The News from Dublin by Colm Tóibín

Irish writer Colm Tóibín Laureate for Irish Fiction 2022-2024

Colm Tóibín remains a favourite of mine. This, his latest short story collection, is characteristic of his writing: sparse simple sentences using plain unadorned English without sentiment or judgement. Yet it always astounds me that such writing can still stir the emotions.

I’ve come to believe that his work, and writing like it, leaves room for the reader to insert their own experiences and understandings of human behaviour into the narrative, forcing it to be relatable and therefore moving. This is what readers do.

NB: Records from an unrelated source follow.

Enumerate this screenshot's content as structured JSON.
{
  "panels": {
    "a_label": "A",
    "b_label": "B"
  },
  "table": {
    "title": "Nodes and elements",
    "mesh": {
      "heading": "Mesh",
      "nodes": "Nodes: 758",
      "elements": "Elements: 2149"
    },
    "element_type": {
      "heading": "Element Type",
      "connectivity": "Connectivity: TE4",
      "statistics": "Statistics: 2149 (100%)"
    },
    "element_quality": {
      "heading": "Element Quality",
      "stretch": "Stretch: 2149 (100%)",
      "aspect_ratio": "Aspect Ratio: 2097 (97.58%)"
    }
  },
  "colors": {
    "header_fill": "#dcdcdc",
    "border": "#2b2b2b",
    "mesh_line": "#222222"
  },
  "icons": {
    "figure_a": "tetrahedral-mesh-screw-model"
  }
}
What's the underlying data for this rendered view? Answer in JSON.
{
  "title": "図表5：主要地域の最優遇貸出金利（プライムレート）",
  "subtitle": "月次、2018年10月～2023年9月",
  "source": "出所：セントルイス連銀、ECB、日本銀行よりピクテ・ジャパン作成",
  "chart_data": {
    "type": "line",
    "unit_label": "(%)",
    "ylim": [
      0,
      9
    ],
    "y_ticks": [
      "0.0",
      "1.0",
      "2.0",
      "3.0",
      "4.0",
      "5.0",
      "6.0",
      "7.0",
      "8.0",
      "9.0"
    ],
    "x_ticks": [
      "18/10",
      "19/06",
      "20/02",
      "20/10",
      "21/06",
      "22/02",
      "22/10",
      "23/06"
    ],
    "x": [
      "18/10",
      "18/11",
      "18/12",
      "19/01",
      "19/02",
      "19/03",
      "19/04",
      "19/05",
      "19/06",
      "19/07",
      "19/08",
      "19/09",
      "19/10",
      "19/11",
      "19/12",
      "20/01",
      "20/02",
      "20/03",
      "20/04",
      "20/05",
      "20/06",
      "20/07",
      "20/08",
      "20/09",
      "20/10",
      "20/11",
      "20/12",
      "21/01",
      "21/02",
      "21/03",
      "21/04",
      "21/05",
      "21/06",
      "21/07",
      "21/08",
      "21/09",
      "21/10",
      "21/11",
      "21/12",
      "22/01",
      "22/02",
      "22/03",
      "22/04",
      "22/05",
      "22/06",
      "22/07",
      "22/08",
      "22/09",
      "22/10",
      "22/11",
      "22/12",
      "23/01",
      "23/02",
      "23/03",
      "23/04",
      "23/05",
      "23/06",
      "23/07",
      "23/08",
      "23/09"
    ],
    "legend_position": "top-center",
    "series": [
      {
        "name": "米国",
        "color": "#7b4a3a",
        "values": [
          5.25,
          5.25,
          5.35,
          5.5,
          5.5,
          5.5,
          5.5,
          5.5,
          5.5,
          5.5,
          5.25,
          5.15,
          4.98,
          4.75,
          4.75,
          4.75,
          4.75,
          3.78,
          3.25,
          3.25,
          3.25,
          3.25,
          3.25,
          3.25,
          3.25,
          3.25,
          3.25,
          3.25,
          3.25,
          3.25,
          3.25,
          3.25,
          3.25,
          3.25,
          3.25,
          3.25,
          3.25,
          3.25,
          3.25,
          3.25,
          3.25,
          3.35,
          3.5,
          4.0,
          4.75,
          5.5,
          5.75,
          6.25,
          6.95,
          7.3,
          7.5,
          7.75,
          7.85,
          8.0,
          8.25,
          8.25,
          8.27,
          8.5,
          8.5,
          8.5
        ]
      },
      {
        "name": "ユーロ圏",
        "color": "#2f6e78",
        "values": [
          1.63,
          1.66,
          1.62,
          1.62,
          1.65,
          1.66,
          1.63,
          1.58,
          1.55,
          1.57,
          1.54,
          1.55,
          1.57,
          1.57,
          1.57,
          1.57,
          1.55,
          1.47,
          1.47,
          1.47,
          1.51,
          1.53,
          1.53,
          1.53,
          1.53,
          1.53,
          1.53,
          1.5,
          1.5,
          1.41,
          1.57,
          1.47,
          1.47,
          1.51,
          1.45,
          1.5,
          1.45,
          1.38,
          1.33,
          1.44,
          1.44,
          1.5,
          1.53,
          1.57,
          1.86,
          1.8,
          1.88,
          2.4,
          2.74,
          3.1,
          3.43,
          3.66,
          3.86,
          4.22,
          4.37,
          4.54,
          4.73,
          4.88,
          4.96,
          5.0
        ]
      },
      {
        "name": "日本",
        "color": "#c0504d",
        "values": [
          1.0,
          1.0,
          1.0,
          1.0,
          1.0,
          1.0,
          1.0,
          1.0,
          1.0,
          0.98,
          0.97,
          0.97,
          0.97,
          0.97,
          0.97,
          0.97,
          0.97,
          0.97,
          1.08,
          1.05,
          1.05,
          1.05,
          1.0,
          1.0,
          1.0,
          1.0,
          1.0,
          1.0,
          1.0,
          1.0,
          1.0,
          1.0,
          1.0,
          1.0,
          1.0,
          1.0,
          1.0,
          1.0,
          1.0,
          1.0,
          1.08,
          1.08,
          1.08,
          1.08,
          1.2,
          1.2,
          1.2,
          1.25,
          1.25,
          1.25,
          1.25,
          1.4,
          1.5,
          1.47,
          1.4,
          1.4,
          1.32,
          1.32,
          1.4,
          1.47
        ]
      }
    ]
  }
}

These stories are of everyday people confronted with everyday dilemmas and how they deal with them. Dilemmas such as delivering bad news; facing your own bad decisions; restoring a damaged life; trying to get a good night’s sleep. I’m reminded of the other master of the short story, W Somerset Maugham, but not because they are similar. Maugham’s stories are neat: a beginning, a middle and an end. This is now a dated format, which some readers find disappointing. Tóibín’s stories, and those of some of his contemporaries, are not like that. They are anecdotes. They could be scenes from a novel, there isn’t necessarily a climax, an end. There are sometimes resolutions but sometimes just an acceptance of how things are. This does not make them less engaging, less true, or less affecting. It just makes them different. 

This is the type of book that will sit on my bedside table with my phone, hearing aids and loose change. Just sitting there for me to delve into to remind me that the stuff of fiction is the stuff of life. A good resolution for a good night’s sleep.